I’m all for removing it. With defaults now in, it’s no longer needed.
But for sure it’ll keep confusing generations to come wherever it applies should we leave it in.

We still need it at the moment, because it’s the only way to properly determine a unit for the item to use for bindings that provide a DecimalType only. The already mentioned rainfall is usually expressed in mm/h (at least in Europe). The locale default unit for Speed is m/s. If a binding now sends 1.2 the state description %.1f mm/h would provide an item unit of mm/h and the result is 1.2 mm/h. If we omit the state description from the logic the result would be 1.2 m/s (which is obviously wrong). With the new metadata you could set that to mm/h and the state description to m/d if you want and it would still be correct, because metadata takes precedence.

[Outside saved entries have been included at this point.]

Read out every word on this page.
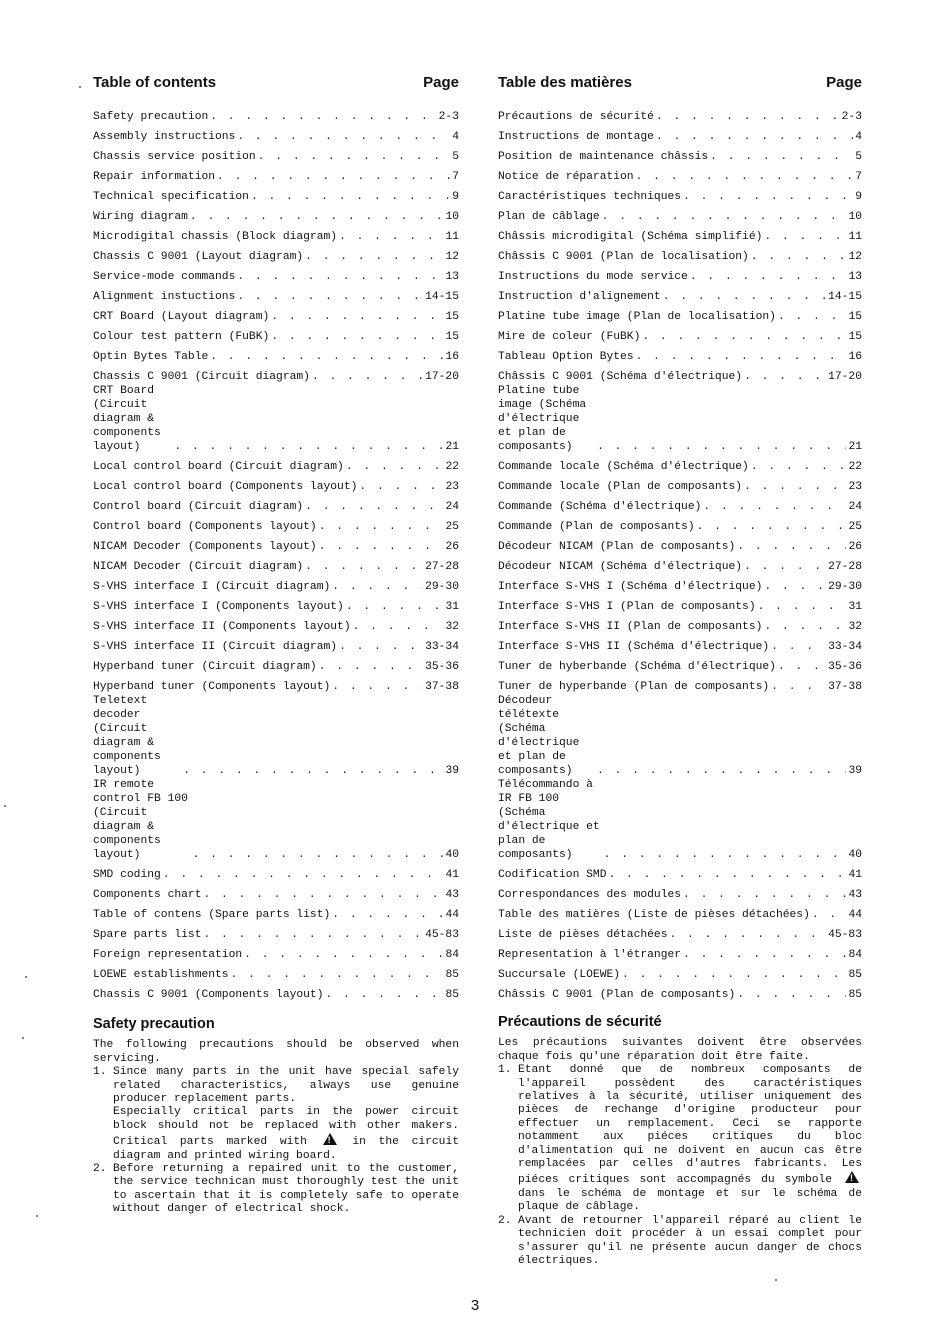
Table of contents	Page
Safety precaution . . .	2-3
Assembly instructions . . .	4
Chassis service position . . .	5
Repair information . . .	7
Technical specification . . .	9
Wiring diagram . . .	10
Microdigital chassis (Block diagram) . . .	11
Chassis C 9001 (Layout diagram) . . .	12
Service-mode commands . . .	13
Alignment instuctions . . .	14-15
CRT Board (Layout diagram) . . .	15
Colour test pattern (FuBK) . . .	15
Optin Bytes Table . . .	16
Chassis C 9001 (Circuit diagram) . . .	17-20
CRT Board (Circuit diagram & components layout) . . .	21
Local control board (Circuit diagram) . . .	22
Local control board (Components layout) . . .	23
Control board (Circuit diagram) . . .	24
Control board (Components layout) . . .	25
NICAM Decoder (Components layout) . . .	26
NICAM Decoder (Circuit diagram) . . .	27-28
S-VHS interface I (Circuit diagram) . . .	29-30
S-VHS interface I (Components layout) . . .	31
S-VHS interface II (Components layout) . . .	32
S-VHS interface II (Circuit diagram) . . .	33-34
Hyperband tuner (Circuit diagram) . . .	35-36
Hyperband tuner (Components layout) . . .	37-38
Teletext decoder (Circuit diagram & components layout) . . .	39
IR remote control FB 100 (Circuit diagram & components layout) . . .	40
SMD coding . . .	41
Components chart . . .	43
Table of contens (Spare parts list) . . .	44
Spare parts list . . .	45-83
Foreign representation . . .	84
LOEWE establishments . . .	85
Chassis C 9001 (Components layout) . . .	85
Table des matières	Page
Précautions de sécurité . . .	2-3
Instructions de montage . . .	4
Position de maintenance châssis . . .	5
Notice de réparation . . .	7
Caractéristiques techniques . . .	9
Plan de câblage . . .	10
Châssis microdigital (Schéma simplifié) . . .	11
Châssis C 9001 (Plan de localisation) . . .	12
Instructions du mode service . . .	13
Instruction d'alignement . . .	14-15
Platine tube image (Plan de localisation) . . .	15
Mire de coleur (FuBK) . . .	15
Tableau Option Bytes . . .	16
Châssis C 9001 (Schéma d'électrique) . . .	17-20
Platine tube image (Schéma d'électrique et plan de composants) . . .	21
Commande locale (Schéma d'électrique) . . .	22
Commande locale (Plan de composants) . . .	23
Commande (Schéma d'électrique) . . .	24
Commande (Plan de composants) . . .	25
Décodeur NICAM (Plan de composants) . . .	26
Décodeur NICAM (Schéma d'électrique) . . .	27-28
Interface S-VHS I (Schéma d'électrique) . . .	29-30
Interface S-VHS I (Plan de composants) . . .	31
Interface S-VHS II (Plan de composants) . . .	32
Interface S-VHS II (Schéma d'électrique) . . .	33-34
Tuner de hyberbande (Schéma d'électrique) . . .	35-36
Tuner de hyperbande (Plan de composants) . . .	37-38
Décodeur télétexte (Schéma d'électrique et plan de composants) . . .	39
Télécommando à IR FB 100 (Schéma d'électrique et plan de composants) . . .	40
Codification SMD . . .	41
Correspondances des modules . . .	43
Table des matières (Liste de pièses détachées) . . .	44
Liste de pièses détachées . . .	45-83
Representation à l'étranger . . .	84
Succursale (LOEWE) . . .	85
Châssis C 9001 (Plan de composants) . . .	85
Safety precaution

The following precautions should be observed when servicing.

1. Since many parts in the unit have special safely related characteristics, always use genuine producer replacement parts.
Especially critical parts in the power circuit block should not be replaced with other makers. Critical parts marked with !	in the circuit diagram and printed wiring board.
2. Before returning a repaired unit to the customer, the service technican must thoroughly test the unit to ascertain that it is completely safe to operate without danger of electrical shock.
Précautions de sécurité

Les précautions suivantes doivent être observées chaque fois qu'une réparation doit être faite.

1. Etant donné que de nombreux composants de l'appareil possèdent des caractéristiques relatives à la sécurité, utiliser uniquement des pièces de rechange d'origine producteur pour effectuer un remplacement. Ceci se rapporte notamment aux piéces critiques du bloc d'alimentation qui ne doivent en aucun cas être remplacées par celles d'autres fabricants. Les piéces critiques sont accompagnés du symbole ! dans le schéma de montage et sur le schéma de plaque de câblage.
2. Avant de retourner l'appareil réparé au client le technicien doit procéder à un essai complet pour s'assurer qu'il ne présente aucun danger de chocs électriques.
3
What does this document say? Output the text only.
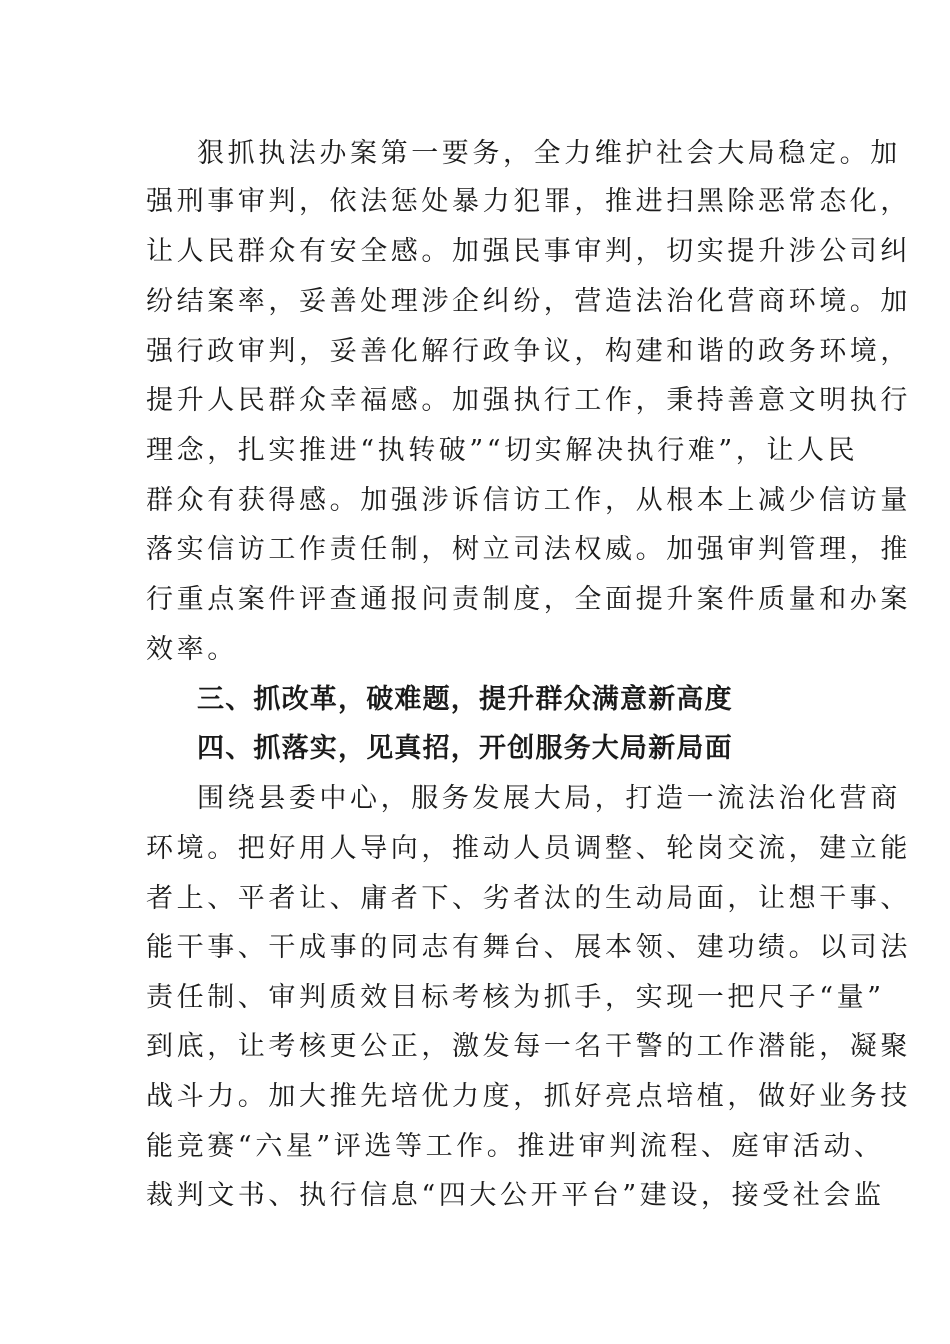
狠抓执法办案第一要务，全力维护社会大局稳定。加
强刑事审判，依法惩处暴力犯罪，推进扫黑除恶常态化，
让人民群众有安全感。加强民事审判，切实提升涉公司纠
纷结案率，妥善处理涉企纠纷，营造法治化营商环境。加
强行政审判，妥善化解行政争议，构建和谐的政务环境，
提升人民群众幸福感。加强执行工作，秉持善意文明执行
理念，扎实推进“执转破”“切实解决执行难”，让人民
群众有获得感。加强涉诉信访工作，从根本上减少信访量
落实信访工作责任制，树立司法权威。加强审判管理，推
行重点案件评查通报问责制度，全面提升案件质量和办案
效率。
三、抓改革，破难题，提升群众满意新高度
四、抓落实，见真招，开创服务大局新局面
围绕县委中心，服务发展大局，打造一流法治化营商
环境。把好用人导向，推动人员调整、轮岗交流，建立能
者上、平者让、庸者下、劣者汰的生动局面，让想干事、
能干事、干成事的同志有舞台、展本领、建功绩。以司法
责任制、审判质效目标考核为抓手，实现一把尺子“量”
到底，让考核更公正，激发每一名干警的工作潜能，凝聚
战斗力。加大推先培优力度，抓好亮点培植，做好业务技
能竞赛“六星”评选等工作。推进审判流程、庭审活动、
裁判文书、执行信息“四大公开平台”建设，接受社会监
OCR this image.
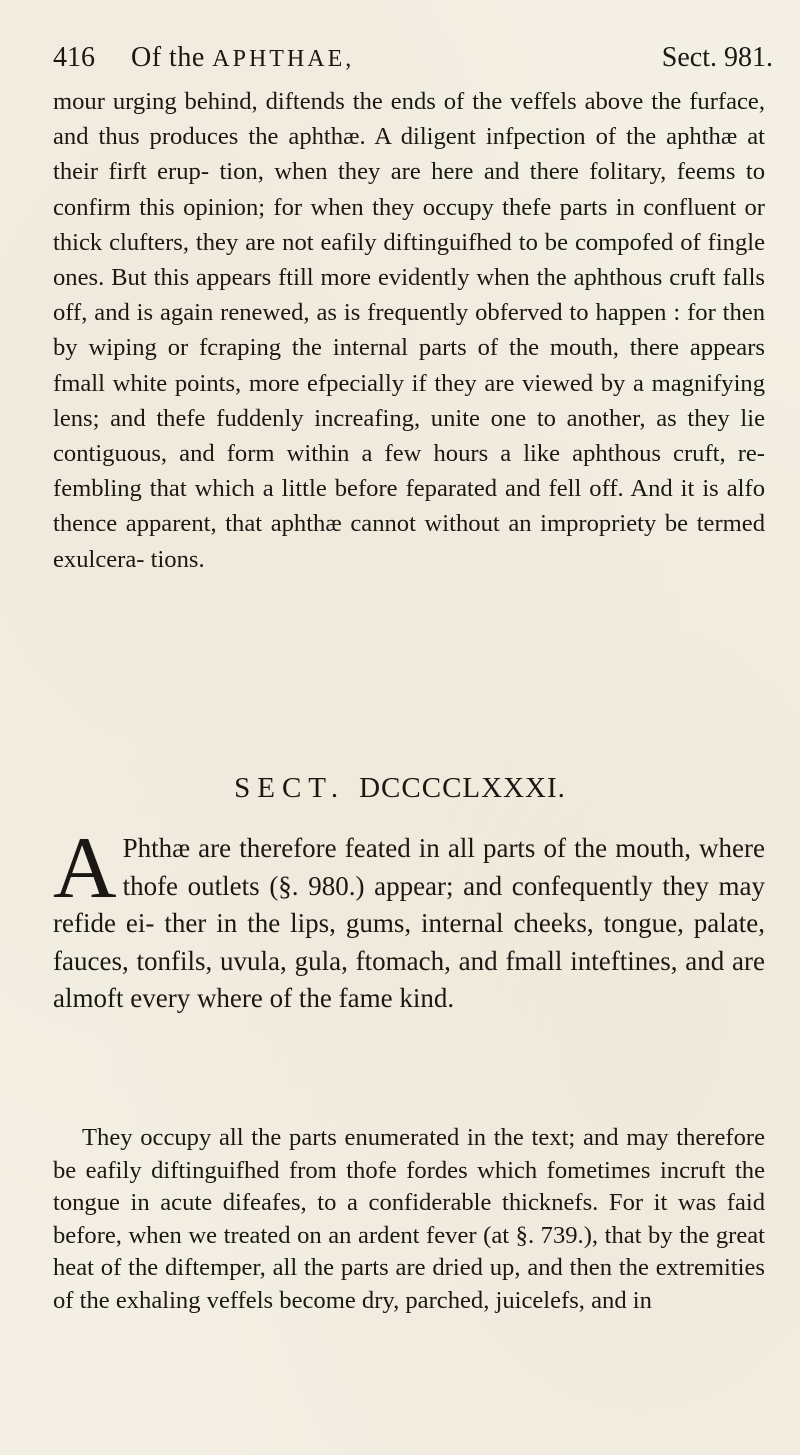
416 Of the APHTHAE,	Sect. 981.

mour urging behind, diftends the ends of the veffels above the furface, and thus produces the aphthæ. A diligent infpection of the aphthæ at their firft erup- tion, when they are here and there folitary, feems to confirm this opinion; for when they occupy thefe parts in confluent or thick clufters, they are not eafily diftinguifhed to be compofed of fingle ones. But this appears ftill more evidently when the aphthous cruft falls off, and is again renewed, as is frequently obferved to happen : for then by wiping or fcraping the internal parts of the mouth, there appears fmall white points, more efpecially if they are viewed by a magnifying lens; and thefe fuddenly increafing, unite one to another, as they lie contiguous, and form within a few hours a like aphthous cruft, re- fembling that which a little before feparated and fell off. And it is alfo thence apparent, that aphthæ cannot without an impropriety be termed exulcera- tions.

SECT. DCCCCLXXXI.

A Phthæ are therefore feated in all parts of the mouth, where thofe outlets (§. 980.) appear; and confequently they may refide ei- ther in the lips, gums, internal cheeks, tongue, palate, fauces, tonfils, uvula, gula, ftomach, and fmall inteftines, and are almoft every where of the fame kind.

They occupy all the parts enumerated in the text; and may therefore be eafily diftinguifhed from thofe fordes which fometimes incruft the tongue in acute difeafes, to a confiderable thicknefs. For it was faid before, when we treated on an ardent fever (at §. 739.), that by the great heat of the diftemper, all the parts are dried up, and then the extremities of the exhaling veffels become dry, parched, juicelefs, and in
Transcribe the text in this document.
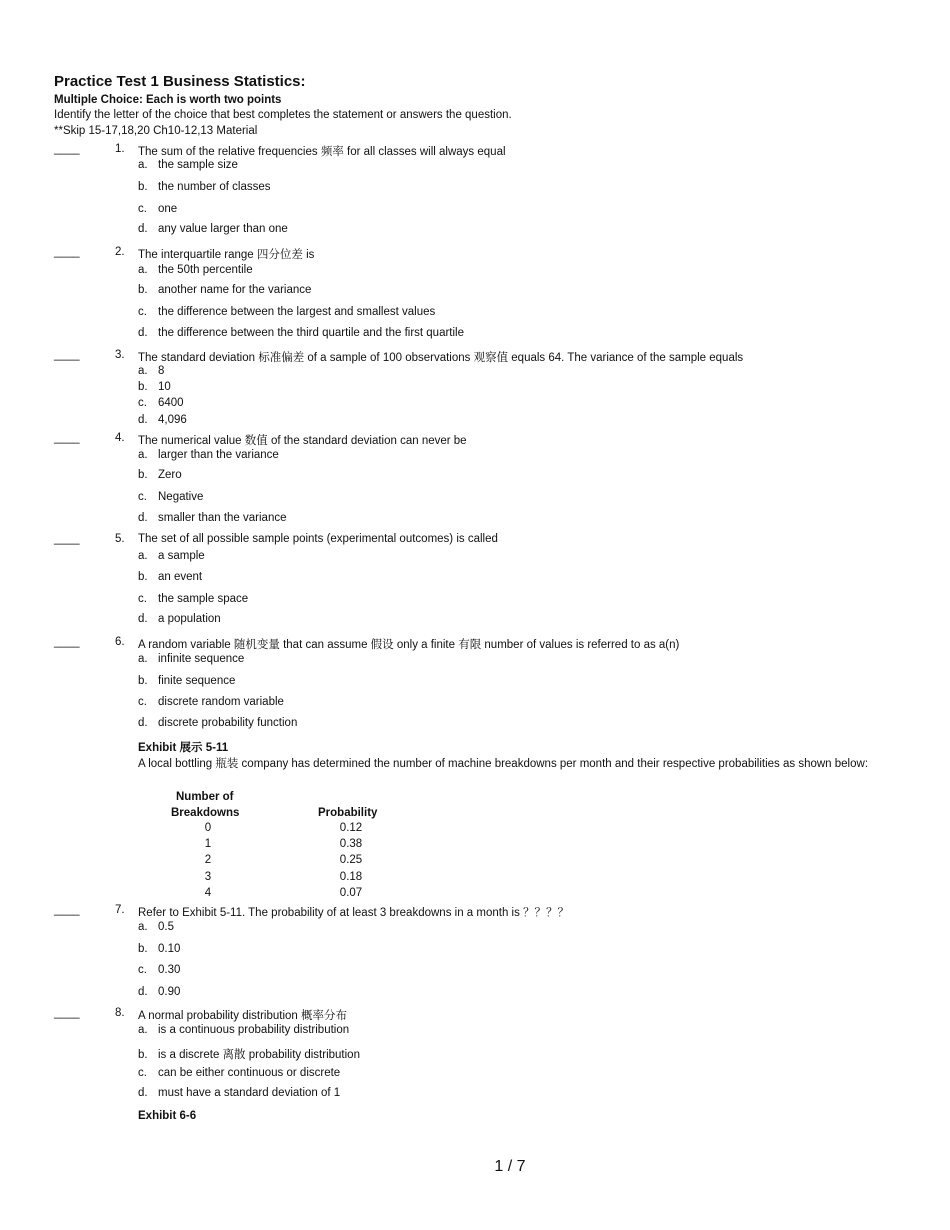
Practice Test 1 Business Statistics:
Multiple Choice: Each is worth two points
Identify the letter of the choice that best completes the statement or answers the question.
**Skip 15-17,18,20 Ch10-12,13 Material
____	1. The sum of the relative frequencies 频率 for all classes will always equal
a. the sample size
b. the number of classes
c. one
d. any value larger than one
____	2. The interquartile range 四分位差 is
a. the 50th percentile
b. another name for the variance
c. the difference between the largest and smallest values
d. the difference between the third quartile and the first quartile
____	3. The standard deviation 标准偏差 of a sample of 100 observations 观察值 equals 64. The variance of the sample equals
a. 8
b. 10
c. 6400
d. 4,096
____	4. The numerical value 数值 of the standard deviation can never be
a. larger than the variance
b. Zero
c. Negative
d. smaller than the variance
____	5. The set of all possible sample points (experimental outcomes) is called
a. a sample
b. an event
c. the sample space
d. a population
____	6. A random variable 随机变量 that can assume 假设 only a finite 有限 number of values is referred to as a(n)
a. infinite sequence
b. finite sequence
c. discrete random variable
d. discrete probability function
Exhibit 展示 5-11
A local bottling 瓶装 company has determined the number of machine breakdowns per month and their respective probabilities as shown below:
Number of
Breakdowns	Probability
0	0.12
1	0.38
2	0.25
3	0.18
4	0.07
____	7. Refer to Exhibit 5-11. The probability of at least 3 breakdowns in a month is ？？？？
a. 0.5
b. 0.10
c. 0.30
d. 0.90
____	8. A normal probability distribution 概率分布
a. is a continuous probability distribution
b. is a discrete 离散 probability distribution
c. can be either continuous or discrete
d. must have a standard deviation of 1
Exhibit 6-6
1 / 7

Side issue only; that’s a valid unit for Speed and is used in real life to indicate rainfall, precipitation rate.

Right, I didn’t realize. So it’s a valid match and OH core should accept it.

With a new per-Item default metadata for users, I would think the use of state description to also derive default units could/should be removed. Isolating presentation format from data storage format, a Good Thing.

There’s no reason to do that immediately - I’d suggest OH4 would be a good break point for removal.

but
this does also impact on @ccutrer point about binding-supplied state descriptions.
Binding author defines say options like “2 = Standby”, “max = 5”, pattern = %.1f kWh" - fair enough as the binding knows what this channel represents in the real world.
When an Item is linked, these binding-defined parameters are … what, copied to the Item? I don’t know, but it acts like they are - it’s a one-time action. You can hand-edit the Item afterwards to override those parameters. If you re-link, they appear again.

At the moment that stuff affects Item default units (via the pattern), but it’s almost by accident.
Let’s do away with that default units part (keeping the presentation effects), but allow new unit metadata to be given instead/as well.
That’s simply consistent with removing 2 above.

Seems straightforward, but an example of trhe knock-on effects to consider. I think a few hundred zwave device database entries would technically want the ‘default unit’ state description applied.